Vernal keratoconjunctivitis is a chronic disease of hypersensitivity to allergens, with potentially visually debilitating consequences. Learn more about VKC and its therapeutic approaches.

Managing Vernal Keratoconjunctivitis
There is the mild itchy eye due to allergies, and then there is vernal keratoconjunctivitis (VKC). VKC is a pronounced ocular response to allergens, often with significant reactions involving the conjunctiva, limbus, and cornea. It typically affects school-aged males,1 however there can be a similar presentation in adults known as atopic keratoconjunctivitis (AKC). VKC can present year-round, with seasonal flare-ups, and has been associated with comorbid allergic conditions or family history of atopy.2

Zooming in on the cellular level

The clinical characteristics of VKC come from a complex allergic cascade. It has primarily been attributed to IgE, which triggers the release of histamine and other mast cell mediators. These players are built into the immune system; however, it is the exaggerated response to common allergens that manifests as VKC. Eosinophils also contribute to the pathogenesis of VKC and have been considered a marker of the disease.2-5 Besides allergic mechanisms, innate immunity, hormones, and neuroinflammation also seem to play a role in VKC.2

Clinical picture of VKC

To reiterate, VKC goes beyond simple allergic conjunctivitis, as it is a hypersensitivity reaction to allergens. Presentation can be variable, including some or all of the characteristic signs. Symptoms include significant foreign body sensation, redness, swelling, tearing, and sometimes blurred vision.
LocationFindings
ConjunctivaGiant papillae: The papillae seen in VKC are hard to miss. Even from outside of the slit lamp, they are prominent, cobblestone-like papillae on the superior tarsal conjunctiva.
Discharge: The discharge of VKC is typically thick and ropy.
CorneaSuperficial punctate keratopathy: The epithelium can be rough locally or diffusely from mechanical injury from the papillae. When untreated or severe, these erosions are the precursor to a shield ulcer.6
Shield ulcer: Toxic proteins excreted from conjunctival eosinophils break down the epithelium and form these oval plaques.7 They are usually found in the superior part of the cornea in severe VKC.
Corneal scarring: Scars are a result of recalcitrant shield ulcers or limbal stem cells damage.7
LimbusHorner-Trantas dots: Confluent, gelatinous papillae can have eosinophilic concretions and a white-capped appearance circumscribing the limbus.

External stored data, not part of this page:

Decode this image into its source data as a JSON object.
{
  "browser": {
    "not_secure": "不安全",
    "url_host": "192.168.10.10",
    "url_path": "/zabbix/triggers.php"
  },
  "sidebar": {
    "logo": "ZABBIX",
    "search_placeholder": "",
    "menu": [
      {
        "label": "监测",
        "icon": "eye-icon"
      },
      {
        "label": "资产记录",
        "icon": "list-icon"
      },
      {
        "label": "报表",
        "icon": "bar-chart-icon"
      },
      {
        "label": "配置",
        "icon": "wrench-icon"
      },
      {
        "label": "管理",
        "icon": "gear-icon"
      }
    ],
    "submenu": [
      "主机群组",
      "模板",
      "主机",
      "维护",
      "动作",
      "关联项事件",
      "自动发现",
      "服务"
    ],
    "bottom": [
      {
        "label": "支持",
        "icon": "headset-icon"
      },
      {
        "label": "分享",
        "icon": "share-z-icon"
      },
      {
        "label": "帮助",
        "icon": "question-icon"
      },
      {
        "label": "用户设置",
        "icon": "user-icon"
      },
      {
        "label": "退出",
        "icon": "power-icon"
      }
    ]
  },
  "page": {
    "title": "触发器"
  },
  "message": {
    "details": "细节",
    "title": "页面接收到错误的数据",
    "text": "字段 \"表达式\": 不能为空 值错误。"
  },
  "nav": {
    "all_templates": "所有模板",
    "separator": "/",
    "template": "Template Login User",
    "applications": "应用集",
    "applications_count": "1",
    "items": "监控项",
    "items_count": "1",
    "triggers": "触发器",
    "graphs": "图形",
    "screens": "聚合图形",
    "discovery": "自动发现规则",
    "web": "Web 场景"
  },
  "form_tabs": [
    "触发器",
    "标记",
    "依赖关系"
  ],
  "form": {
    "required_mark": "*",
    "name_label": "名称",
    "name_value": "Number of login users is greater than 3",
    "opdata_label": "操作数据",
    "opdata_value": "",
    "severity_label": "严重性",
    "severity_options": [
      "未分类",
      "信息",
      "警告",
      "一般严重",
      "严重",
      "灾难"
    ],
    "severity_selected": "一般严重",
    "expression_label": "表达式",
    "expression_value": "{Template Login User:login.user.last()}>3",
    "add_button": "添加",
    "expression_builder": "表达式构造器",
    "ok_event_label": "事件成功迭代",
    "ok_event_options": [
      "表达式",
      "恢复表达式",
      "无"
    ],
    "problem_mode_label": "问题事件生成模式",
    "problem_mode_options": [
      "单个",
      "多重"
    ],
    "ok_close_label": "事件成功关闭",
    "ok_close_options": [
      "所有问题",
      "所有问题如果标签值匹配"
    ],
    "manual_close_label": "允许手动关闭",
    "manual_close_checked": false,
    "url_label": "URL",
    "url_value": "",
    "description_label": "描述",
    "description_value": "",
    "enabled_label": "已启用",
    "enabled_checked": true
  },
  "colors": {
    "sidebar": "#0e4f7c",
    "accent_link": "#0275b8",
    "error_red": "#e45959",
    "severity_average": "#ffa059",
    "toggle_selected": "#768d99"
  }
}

Therapeutic approaches: The tried and true

Because of its chronicity and underlying atopic mechanisms, VKC requires short-term and long-term management. To address acute symptoms, first-line standard of care is usually topical dual-acting mast cell stabilizers and antihistamines, such as olopatadine and ketotifen. These drops target the root cause (mast cell degranulation) and the effect (symptoms from histamine) in VKC, and have been shown to relieve most of its signs and symptoms.
For VKC, which follows predictable seasonal patterns, these dual-acting drops can be initiated in anticipation of their symptoms and throughout the season. Oral antihistamines can be considered as adjunct therapy in this first stage of treatment.
When there is more severe disease and the cornea is still intact, topical corticosteroids should be utilized to reduce inflammation. Before reaching for prednisolone acetate 1% which can have more significant side effects, consider fluorometholone 0.1%. A short course of flurometholone 0.1%, dosed one drop four times daily, can mitigate much of the ocular discomfort associated with VKC.8
Immunomodulators have been used in VKC unresponsive to first-line therapies and for long-term management. Cyclosporine is not new in the treatment of VKC, and cyclosporine at 0.05%9 and 2%10 concentrations is an option as a steroid-sparing agent for compromised corneas. Cyclosporine may be familiar in different strengths as the brand-name drugs Restasis (0.05%) and Cequa (0.09%). Tacrolimus, another immunomodulator, has been shown to be effective at 0.1%, 0.005%, and 0.03% concentrations for VKC as well.11 Both cyclosporine and tacrolimus work by blocking the release of pro-inflammatory cytokines.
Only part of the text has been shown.